RBD Persistent Cache

Shared, Read-only Parent Image Cache

Cloned RBD images from a parent usually only modify a small portion of the image. For example, in a VDI workload, the VMs are cloned from the same base image and initially only differ by hostname and IP address. During the booting stage, all of these VMs would re-read portions of duplicate parent image data from the RADOS cluster. If we have a local cache of the parent image, this will help to speed up the read process on one host, as well as to save the client to cluster network traffic. RBD shared read-only parent image cache requires explicitly enabling in ceph.conf. The ceph-immmutable-object-cache daemon is responsible for caching the parent content on the local disk, and future reads on that data will be serviced from the local cache.

Note

RBD shared read-only parent image cache requires the Ceph Nautilus release or later.

Enable RBD Shared Read-only Parent Image Cache

To enable RBD shared read-only parent image cache, the following Ceph settings need to added in the [client] section of your ceph.conf file.

rbd parent cache enabled = true

Immutable Object Cache Daemon

The ceph-immutable-object-cache daemon is responsible for caching parent image content within its local caching directory. For better performance it’s recommended to use SSDs as the underlying storage.

The key components of the daemon are:

  1. Domain socket based IPC: The daemon will listen on a local domain socket on start up and wait for connections from librbd clients.
  2. LRU based promotion/demotion policy: The daemon will maintain in-memory statistics of cache-hits on each cache file. It will demote the cold cache if capacity reaches to the configured threshold.
  3. File-based caching store: The daemon will maintain a simple file based cache store. On promotion the RADOS objects will be fetched from RADOS cluster and stored in the local caching directory.

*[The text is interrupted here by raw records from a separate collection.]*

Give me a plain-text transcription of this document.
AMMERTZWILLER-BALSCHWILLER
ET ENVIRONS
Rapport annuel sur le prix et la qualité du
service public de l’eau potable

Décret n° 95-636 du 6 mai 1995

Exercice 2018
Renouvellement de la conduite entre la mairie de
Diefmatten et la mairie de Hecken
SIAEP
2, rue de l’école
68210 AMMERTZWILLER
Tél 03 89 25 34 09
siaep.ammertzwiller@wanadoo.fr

On opening each cloned rbd image, librbd will try to connect to the cache daemon over its domain socket. If it’s successfully connected, librbd will automatically check with the daemon on the subsequent reads. If there’s a read that’s not cached, the daemon will promote the RADOS object to local caching directory, so the next read on that object will be serviced from local file. The daemon also maintains simple LRU statistics so if there’s not enough capacity it will delete some cold cache files.

Here are some important cache options correspond to the following settings:

  • immutable_object_cache_path The immutable object cache data directory.
  • immutable_object_cache_max_size The max size for immutable cache.
  • immutable_object_cache_watermark The watermark for the cache. If the capacity reaches to this watermark, the daemon will delete cold cache based on the LRU statistics.

The ceph-immutable-object-cache daemon is available within the optional ceph-immutable-object-cache distribution package.

Important

ceph-immutable-object-cache daemon requires the ability to connect RADOS clusters.

ceph-immutable-object-cache daemon should use a unique Ceph user ID. To create a Ceph user, with ceph specify the auth get-or-create command, user name, monitor caps, and OSD caps:

ceph auth get-or-create client.ceph-immutable-object-cache.{unique id} mon 'allow r' osd 'profile rbd-read-only'

The ceph-immutable-object-cache daemon can be managed by systemd by specifying the user ID as the daemon instance:

systemctl enable ceph-immutable-object-cache@immutable-object-cache.{unique id}

The ceph-immutable-object-cache can also be run in foreground by ceph-immutable-object-cache command:

ceph-immutable-object-cache -f --log-file={log_path}